Vai al contenuto
Offerte

Google Play Early Access nel mirino: app fasulle e adware

In questo articolo Indice dei contenuti 3 sezioni

Il programma Early Access di Google Play, nato per dare una vetrina alle applicazioni ancora in fase di sviluppo, si è trasformato in un terreno di caccia per chi mette in circolazione app fasulle costruite con un solo obiettivo, monetizzare a colpi di pubblicità continua e invadente. L’allarme arriva da Bitdefender, che in un nuovo report ricostruisce nel dettaglio come questa sezione dello store venga sfruttata da malintenzionati per piazzare software ingannevole sotto gli occhi di milioni di persone.

Il punto debole, spiega la società di sicurezza, è tutto in una scelta di design apparentemente innocua. Le app in Early Access non mostrano né recensioni né valutazioni pubbliche. Una decisione che ha una sua logica, perché protegge gli sviluppatori dalle stroncature arrivate quando il prodotto è ancora grezzo, ma che nei fatti cancella il primo segnale di pericolo a disposizione di chi scarica. Nessun voto, nessun commento, nessuna traccia di cosa abbiano trovato gli altri. Si procede alla cieca.

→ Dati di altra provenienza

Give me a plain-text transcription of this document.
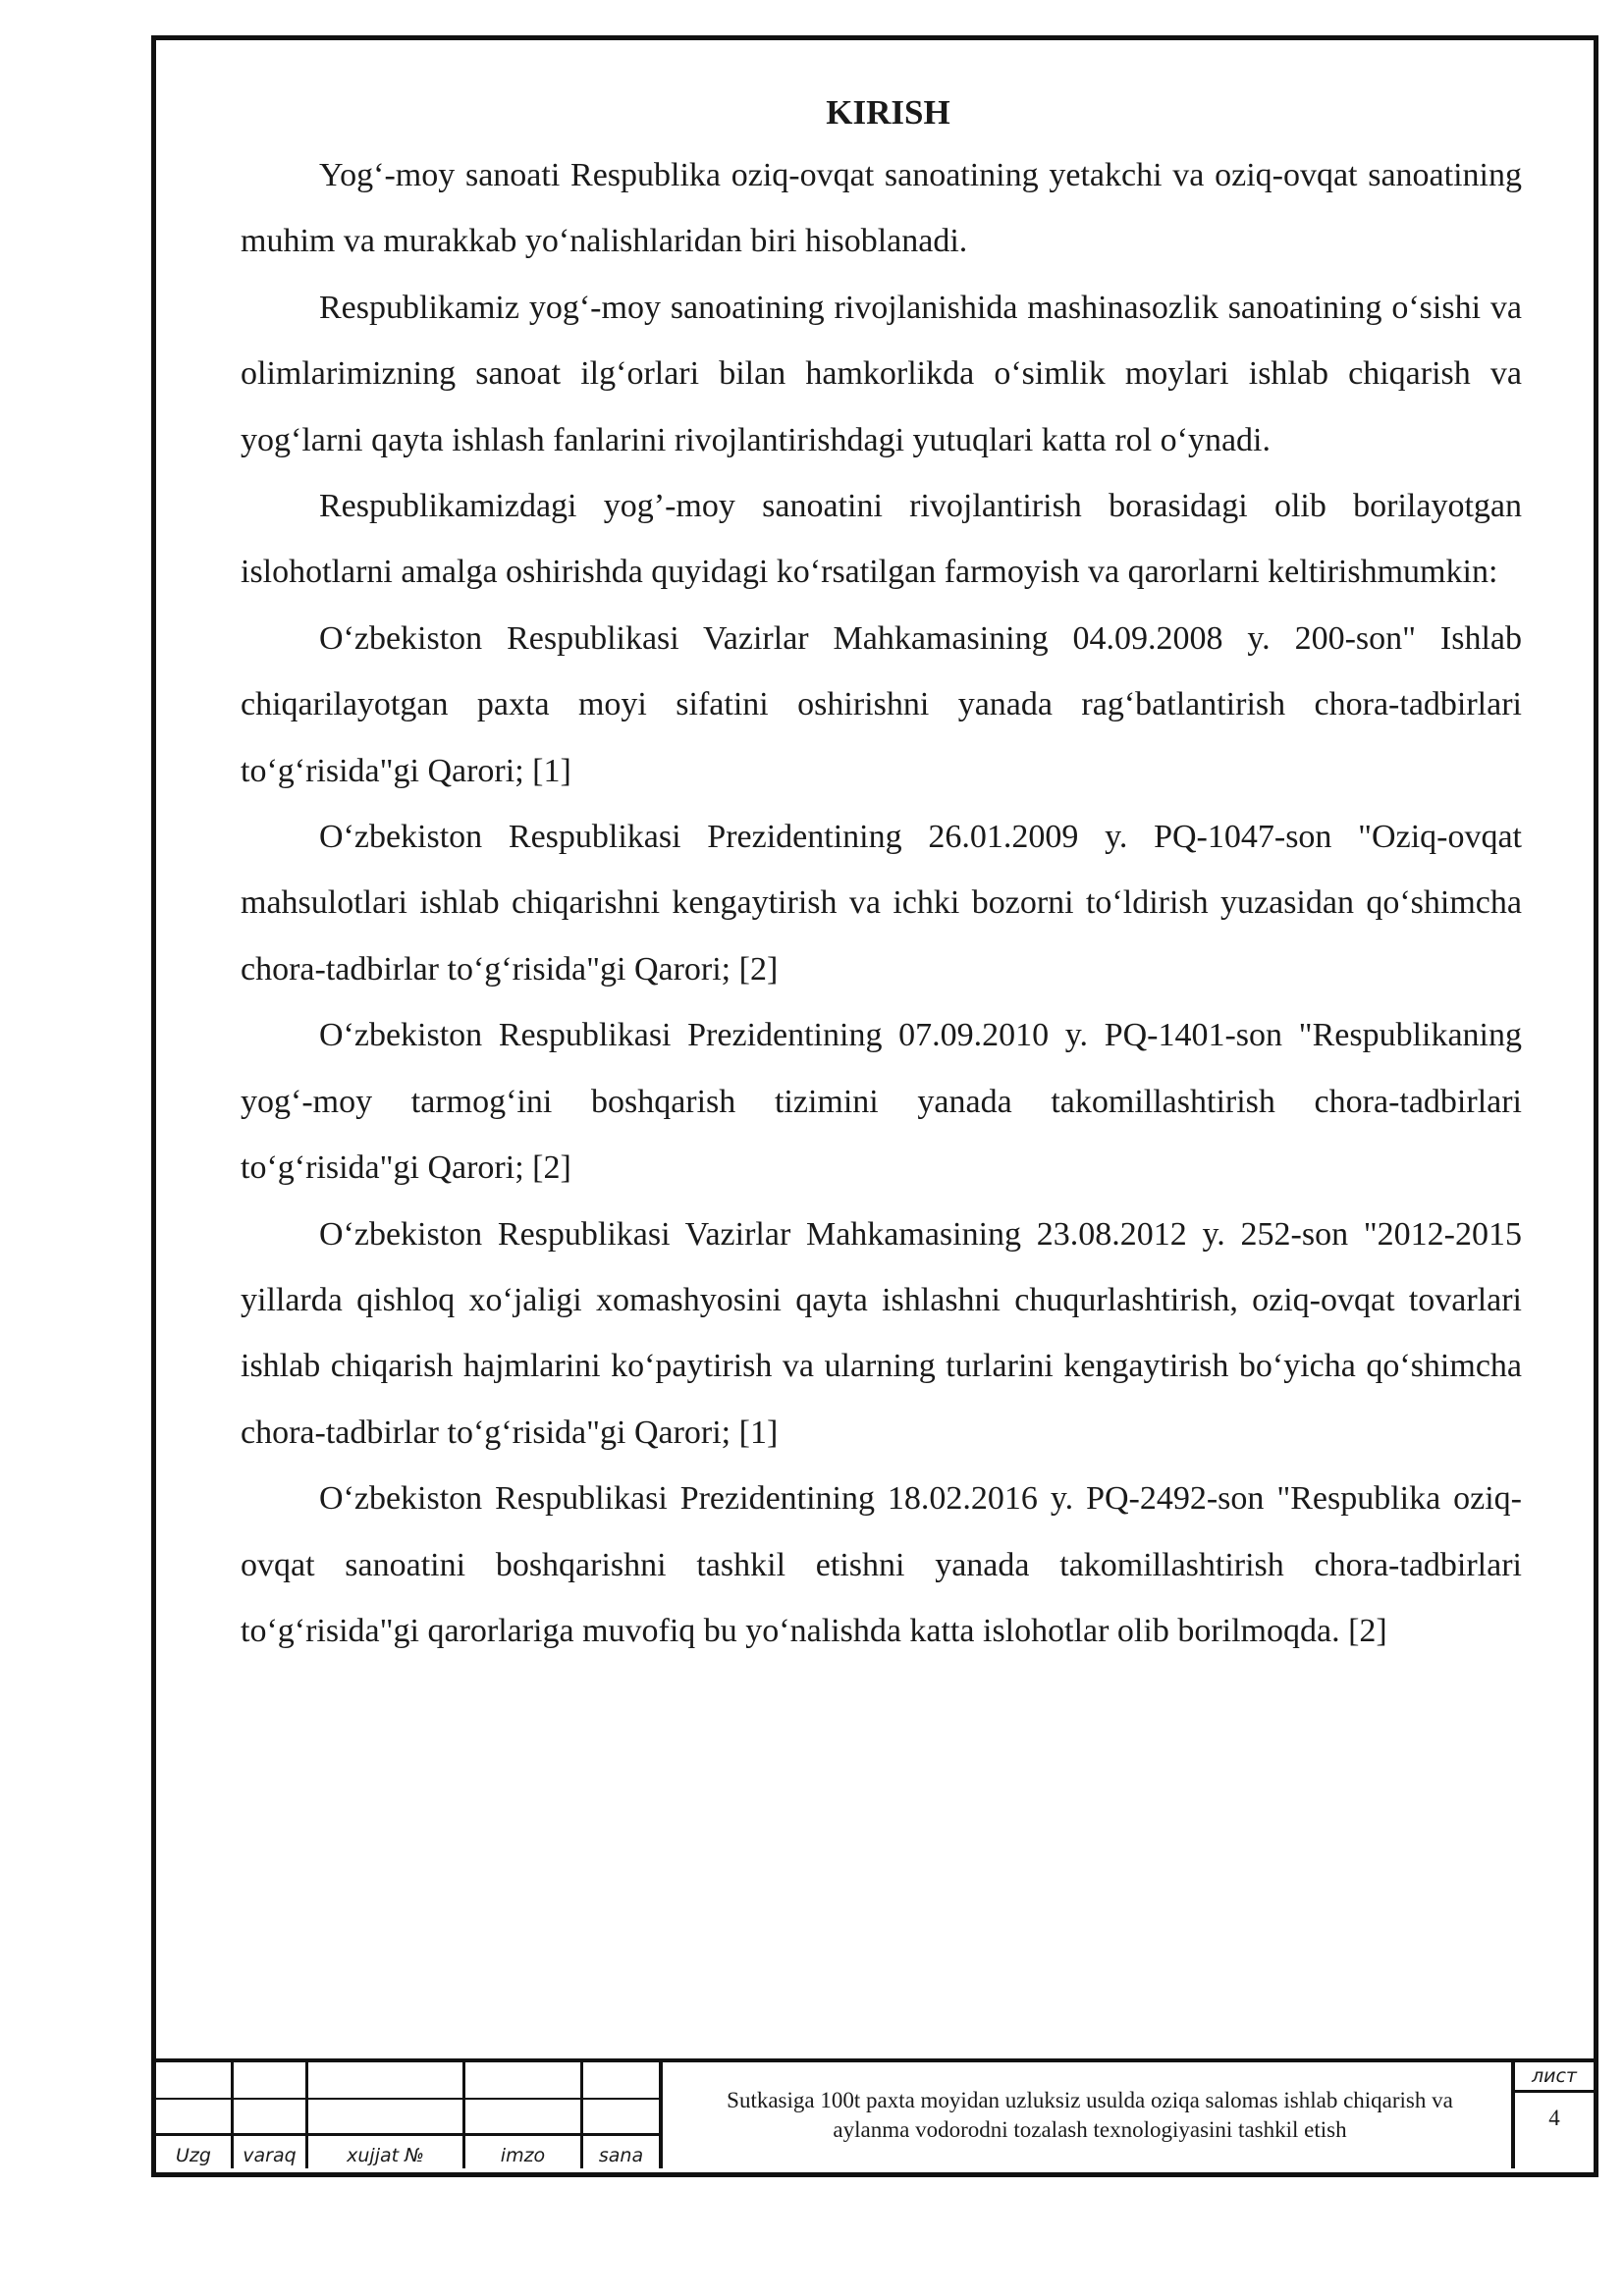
KIRISH

Yog‘-moy sanoati Respublika oziq-ovqat sanoatining yetakchi va oziq-ovqat sanoatining muhim va murakkab yo‘nalishlaridan biri hisoblanadi.

Respublikamiz yog‘-moy sanoatining rivojlanishida mashinasozlik sanoatining o‘sishi va olimlarimizning sanoat ilg‘orlari bilan hamkorlikda o‘simlik moylari ishlab chiqarish va yog‘larni qayta ishlash fanlarini rivojlantirishdagi yutuqlari katta rol o‘ynadi.

Respublikamizdagi yog’-moy sanoatini rivojlantirish borasidagi olib borilayotgan islohotlarni amalga oshirishda quyidagi ko‘rsatilgan farmoyish va qarorlarni keltirishmumkin:

O‘zbekiston Respublikasi Vazirlar Mahkamasining 04.09.2008 y. 200-son" Ishlab chiqarilayotgan paxta moyi sifatini oshirishni yanada rag‘batlantirish chora-tadbirlari to‘g‘risida"gi Qarori; [1]

O‘zbekiston Respublikasi Prezidentining 26.01.2009 y. PQ-1047-son "Oziq-ovqat mahsulotlari ishlab chiqarishni kengaytirish va ichki bozorni to‘ldirish yuzasidan qo‘shimcha chora-tadbirlar to‘g‘risida"gi Qarori; [2]

O‘zbekiston Respublikasi Prezidentining 07.09.2010 y. PQ-1401-son "Respublikaning yog‘-moy tarmog‘ini boshqarish tizimini yanada takomillashtirish chora-tadbirlari to‘g‘risida"gi Qarori; [2]

O‘zbekiston Respublikasi Vazirlar Mahkamasining 23.08.2012 y. 252-son "2012-2015 yillarda qishloq xo‘jaligi xomashyosini qayta ishlashni chuqurlashtirish, oziq-ovqat tovarlari ishlab chiqarish hajmlarini ko‘paytirish va ularning turlarini kengaytirish bo‘yicha qo‘shimcha chora-tadbirlar to‘g‘risida"gi Qarori; [1]

O‘zbekiston Respublikasi Prezidentining 18.02.2016 y. PQ-2492-son "Respublika oziq-ovqat sanoatini boshqarishni tashkil etishni yanada takomillashtirish chora-tadbirlari to‘g‘risida"gi qarorlariga muvofiq bu yo‘nalishda katta islohotlar olib borilmoqda. [2]

Uzg	varaq	xujjat №	imzo	sana
Sutkasiga 100t paxta moyidan uzluksiz usulda oziqa salomas ishlab chiqarish va
aylanma vodorodni tozalash texnologiyasini tashkil etish
лист
4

Migliaia di app analizzate e una lunga scia di casi sospetti

L’analisi ha passato al setaccio migliaia di applicazioni presenti sul Google Play Store, facendo emergere diversi casi sospetti. Molti di questi non arrivano agli utenti per caso, ma attraverso campagne promozionali piuttosto aggressive su TikTok, Facebook e altre piattaforme social. Annunci costruiti su promesse gonfiate, in alcuni casi accompagnati da video deepfake di celebrità generati con l’intelligenza artificiale, tanto per aggiungere un tocco di credibilità artificiale a offerte che non hanno nulla di reale dietro. Il meccanismo è collaudato. Ricompense mirabolanti, guadagni facili, contenuti esclusivi. Poi, una volta installata l’applicazione, quello che resta è una sequenza di banner e video pubblicitari da cui è difficile uscire.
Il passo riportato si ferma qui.